52. Les trois modèles d'accords interétatiques numérotés de 1.3 à 1.5 concernent trois formes de coopération à mettre en œuvre par les autorités et collectivités locales. S'il n'est pas exclu que certains Etats s'inspirent de ces modèles pour développer la coopération régionale, il est certain que ces modèles sont essentiellement adaptés à la coopération locale, intercommunale et infrarégionale. Ces modèles visent des formes de coopération de plus en plus poussées, à savoir:

– la concertation,
– la conclusion de contrats,
– la création d'organismes de coopération transfrontalière.

53. Les deux premiers modes de coopération peuvent, si le droit interne des Etats contractants ne s'y oppose pas, être utilisés sans convention spéciale les y autorisant. Cependant, dans certains cas, des accords interétatiques peuvent paraître utiles, pour préciser certaines modalités pratiques ou juridiques concernant l'utilisation de ces formes de coopération, surtout en ce qui concerne la coopération contractuelle. Un accord interétatique pourrait être nécessaire pour donner un fondement juridique préalable à la création des organismes de coopération transfrontalière (modèle 2.6). Il n'est toutefois pas question de créer à cette occasion des organismes relevant du droit international. Il ne s'agit que de permettre aux autorités locales d'un Etat signataire d'adhérer à un syndicat ou association de pouvoirs locaux d'un autre Etat.
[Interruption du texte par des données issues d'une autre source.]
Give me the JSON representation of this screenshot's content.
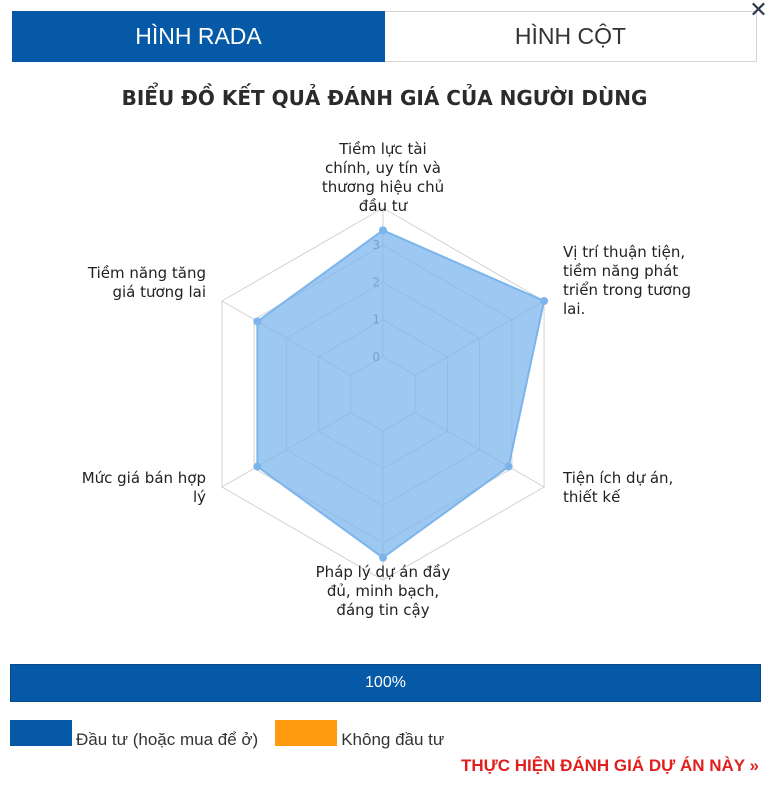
{
  "tabs": [
    {
      "label": "HÌNH RADA",
      "active": true
    },
    {
      "label": "HÌNH CỘT",
      "active": false
    }
  ],
  "close_label": "✕",
  "chart_data": {
    "type": "radar",
    "title": "BIỂU ĐỒ KẾT QUẢ ĐÁNH GIÁ CỦA NGƯỜI DÙNG",
    "categories": [
      "Tiềm lực tài chính, uy tín và thương hiệu chủ đầu tư",
      "Vị trí thuận tiện, tiềm năng phát triển trong tương lai.",
      "Tiện ích dự án, thiết kế",
      "Pháp lý dự án đầy đủ, minh bạch, đáng tin cậy",
      "Mức giá bán hợp lý",
      "Tiềm năng tăng giá tương lai"
    ],
    "category_lines": [
      [
        "Tiềm lực tài",
        "chính, uy tín và",
        "thương hiệu chủ",
        "đầu tư"
      ],
      [
        "Vị trí thuận tiện,",
        "tiềm năng phát",
        "triển trong tương",
        "lai."
      ],
      [
        "Tiện ích dự án,",
        "thiết kế"
      ],
      [
        "Pháp lý dự án đầy",
        "đủ, minh bạch,",
        "đáng tin cậy"
      ],
      [
        "Mức giá bán hợp",
        "lý"
      ],
      [
        "Tiềm năng tăng",
        "giá tương lai"
      ]
    ],
    "tick_labels": [
      "0",
      "1",
      "2",
      "3"
    ],
    "rmin": -1,
    "rmax": 4,
    "values": [
      3.4,
      4.0,
      2.9,
      3.4,
      2.9,
      2.9
    ],
    "fill_color": "#7cb5ec",
    "line_color": "#7cb5ec"
  },
  "progress": {
    "label": "100%",
    "value": 100
  },
  "legend": [
    {
      "label": "Đầu tư (hoặc mua để ở)",
      "color": "#0659a6"
    },
    {
      "label": "Không đầu tư",
      "color": "#ff9a0e"
    }
  ],
  "cta_label": "THỰC HIỆN ĐÁNH GIÁ DỰ ÁN NÀY »"
}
54. Le modèle d'accord 1.1 constitue une variante par rapport aux dispositions contenues dans la Convention-cadre proposée aux Etats qui voudraient préciser ou développer sur un plan bilatéral ou multilatéral le contenu de la Convention.

B. Les arrangements entre collectivités ou autorités territoriales

55. Les modèles et schémas d'accords, de statuts et de contrats présentés à ce titre illustrent différentes formes de coopération transfrontalière entre collectivités ou autorités territoriales.

56. Tout d'abord est visée la constitution de groupes transfrontaliers de concertation et de coordination entre autorités locales. Ne s'agissant que de relations visant à l'information et à la consultation réciproques ou encore à la coordination d'actions qui restent de la compétence exclusive de chacune des autorités intéressées, de tels «groupes d'échanges» ont un caractère très peu formel n'exigeant pas de bases juridiques particulières. Il s'agit là de la forme première et la moins élaborée de coopération transfrontalière. Une distinction peut cependant être faite entre trois niveaux:

– la simple concertation (schéma 2.1),

– la coordination dans la gestion (séparée) d'affaires d'intérêt commun (schéma 2.2),

– les contrats de fourniture ou de prestation de services entre autorités locales frontalières (2.4 et 2.5) ou les contrats d'associations (2.3).

57. Quant au schéma 2.6 visant à la création d'un organisme de coopération transfrontalière sous forme de syndicat de communes ou entre organismes de droit public, il impliquera normalement la conclusion préalable d'un accord interétatique du type du modèle 1.5.


Notes
(1)   Etude publiée en 1973 en tant que n° 6 de la collection d'études «communes et régions d'Europe».
(2)   Il y a lieu de se référer à ce propos aux propositions adoptées par la 2e Conférence des ministres européens responsables des collectivités locales (Athènes, 1976) rappelée dans la partie liminaire de ce rapport explicatif.